Early this week the Prime Minister announced that new policy measures to address the COVID-19 virus would be released on Wednesday. Expectations were high that he would respond with a substantial package of policy initiatives to support Canadians and the economy.

But this didn’t happen. Instead he announced a $1 billion package (.05% of GDP) of policies that was sorely inadequate. This was a trivial amount and it will do little to create confidence that the government really understands the seriousness of the health and economic situation of the country, especially since shortly after the Prime Minister’s press conference, the World Health Organization declared COVID-19 a pandemic.
Of the $1 billion, about $100 million to $600 million relates to expenses already occurred or will be before the end of the 2019-20 fiscal year. A total of $500 million is provided to provinces and territories for “critical health care system needs preparedness and mitigation efforts”. All of this could be “booked” in 2019-20 as part of year-end expenses. An additional $275 million is being provided to enhance research capacity on vaccine and antiviral development and clinical trials. The changes to employment insurance (EI) benefits for sickness and work sharing amount to $17 million. Most of the $1 billion can be booked in the 2019-20 fiscal year.

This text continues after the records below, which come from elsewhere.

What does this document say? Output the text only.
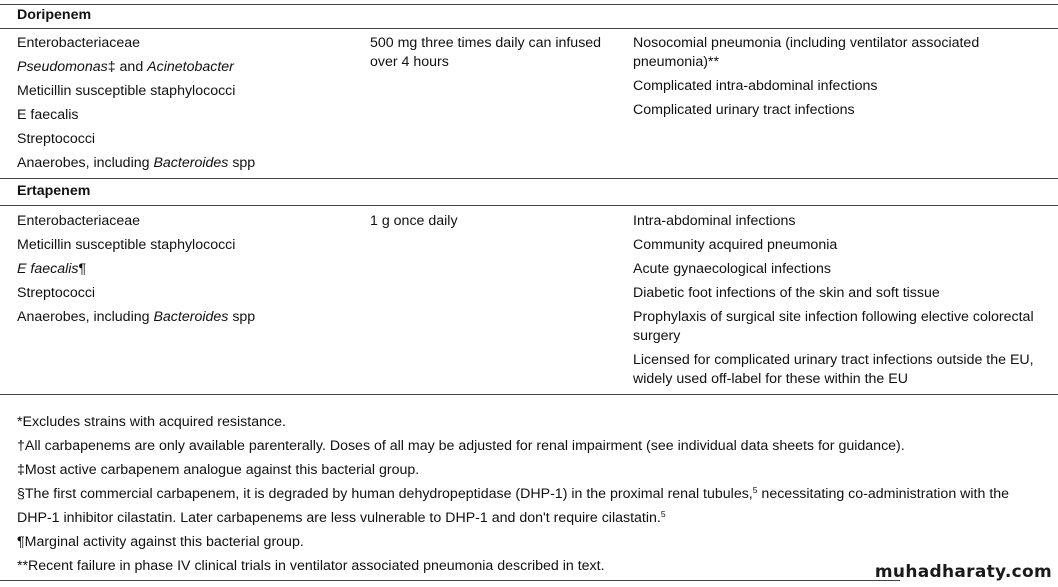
Doripenem
Enterobacteriaceae
Pseudomonas‡ and Acinetobacter
Meticillin susceptible staphylococci
E faecalis
Streptococci
Anaerobes, including Bacteroides spp
500 mg three times daily can infused over 4 hours
Nosocomial pneumonia (including ventilator associated pneumonia)**
Complicated intra-abdominal infections
Complicated urinary tract infections
Ertapenem
Enterobacteriaceae
Meticillin susceptible staphylococci
E faecalis¶
Streptococci
Anaerobes, including Bacteroides spp
1 g once daily	Intra-abdominal infections
Community acquired pneumonia
Acute gynaecological infections
Diabetic foot infections of the skin and soft tissue
Prophylaxis of surgical site infection following elective colorectal surgery
Licensed for complicated urinary tract infections outside the EU, widely used off-label for these within the EU
*Excludes strains with acquired resistance.
†All carbapenems are only available parenterally. Doses of all may be adjusted for renal impairment (see individual data sheets for guidance).
‡Most active carbapenem analogue against this bacterial group.
§The first commercial carbapenem, it is degraded by human dehydropeptidase (DHP-1) in the proximal renal tubules,$^5$ necessitating co-administration with the
DHP-1 inhibitor cilastatin. Later carbapenems are less vulnerable to DHP-1 and don't require cilastatin.$^5$
¶Marginal activity against this bacterial group.
**Recent failure in phase IV clinical trials in ventilator associated pneumonia described in text.	muhadharaty.com
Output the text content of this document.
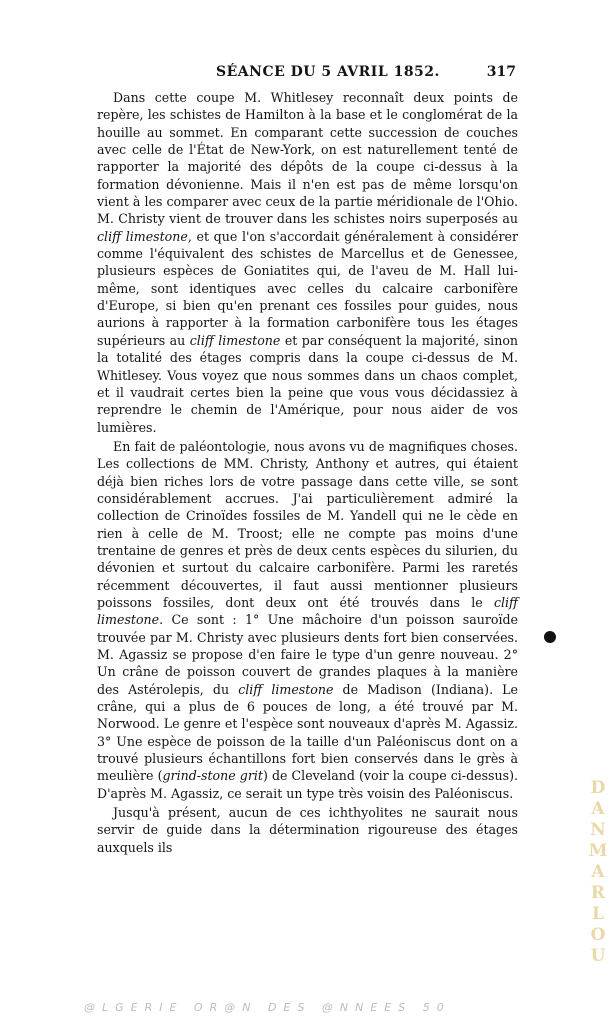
SÉANCE DU 5 AVRIL 1852.	317

Dans cette coupe M. Whitlesey reconnaît deux points de repère, les schistes de Hamilton à la base et le conglomérat de la houille au sommet. En comparant cette succession de couches avec celle de l'État de New-York, on est naturellement tenté de rapporter la majorité des dépôts de la coupe ci-dessus à la formation dévonienne. Mais il n'en est pas de même lorsqu'on vient à les comparer avec ceux de la partie méridionale de l'Ohio. M. Christy vient de trouver dans les schistes noirs superposés au cliff limestone, et que l'on s'accordait généralement à considérer comme l'équivalent des schistes de Marcellus et de Genessee, plusieurs espèces de Goniatites qui, de l'aveu de M. Hall lui-même, sont identiques avec celles du calcaire carbonifère d'Europe, si bien qu'en prenant ces fossiles pour guides, nous aurions à rapporter à la formation carbonifère tous les étages supérieurs au cliff limestone et par conséquent la majorité, sinon la totalité des étages compris dans la coupe ci-dessus de M. Whitlesey. Vous voyez que nous sommes dans un chaos complet, et il vaudrait certes bien la peine que vous vous décidassiez à reprendre le chemin de l'Amérique, pour nous aider de vos lumières.

En fait de paléontologie, nous avons vu de magnifiques choses. Les collections de MM. Christy, Anthony et autres, qui étaient déjà bien riches lors de votre passage dans cette ville, se sont considérablement accrues. J'ai particulièrement admiré la collection de Crinoïdes fossiles de M. Yandell qui ne le cède en rien à celle de M. Troost; elle ne compte pas moins d'une trentaine de genres et près de deux cents espèces du silurien, du dévonien et surtout du calcaire carbonifère. Parmi les raretés récemment découvertes, il faut aussi mentionner plusieurs poissons fossiles, dont deux ont été trouvés dans le cliff limestone. Ce sont : 1° Une mâchoire d'un poisson sauroïde trouvée par M. Christy avec plusieurs dents fort bien conservées. M. Agassiz se propose d'en faire le type d'un genre nouveau. 2° Un crâne de poisson couvert de grandes plaques à la manière des Astérolepis, du cliff limestone de Madison (Indiana). Le crâne, qui a plus de 6 pouces de long, a été trouvé par M. Norwood. Le genre et l'espèce sont nouveaux d'après M. Agassiz. 3° Une espèce de poisson de la taille d'un Paléoniscus dont on a trouvé plusieurs échantillons fort bien conservés dans le grès à meulière (grind-stone grit) de Cleveland (voir la coupe ci-dessus). D'après M. Agassiz, ce serait un type très voisin des Paléoniscus.

Jusqu'à présent, aucun de ces ichthyolites ne saurait nous servir de guide dans la détermination rigoureuse des étages auxquels ils

DANMARLOU
@LGERIE OR@N DES @NNEES 50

But is this enough? Absolutely not and the Prime Minister knows it.
The Prime Minister has promised additional measures in the March 30 budget but why wait? The Finance Minister could have delivered the budget his week. What will the finance minister know about the virus in three weeks that he doesn’t already know today?
He knows the growth outlook is much worse.
In the December 2019 Economic and Fiscal Update, real economic growth was forecast at 1.6% in 2020. Economists are now busy revising down their forecasts. Some are now forecasting growth for this year of only 0.5%.
Mr. Morneau should not make the same mistake that Minister Flaherty did in 2008 and 2009.
In the February 2008 Budget, real economic growth for 2009 was forecast at 2.4%.  This was revised down to a negative 0.8% in the 2009 Budget and to a negative 2.5% in the 2010 Budget.
A surplus of $1.3 billion for 2009-10 was forecast in the 2008 Budget.  This was revised to a deficit of $33.7 billion in the 2009 Budget and to $53.8 billion in the 2010 Budget.  The final audited outcome for 2009-10 was $56.4 billion.
Will Mr. Morneau make the same mistake?
In the 2008 financial crisis, the Harper Government implemented stimulus measures totalling $18 billion in 2009-10. Changes to EI benefits totalled $1.5 billion in 2009-10. The changes announced today amount to only $17 million.  
A package of at least $10-20 billion is required in the current health and economic situation. The budget should focus entirely on assisting the health of Canadians and mitigating economic fallout.
It is in times like this that a government must show a capacity to act decisively.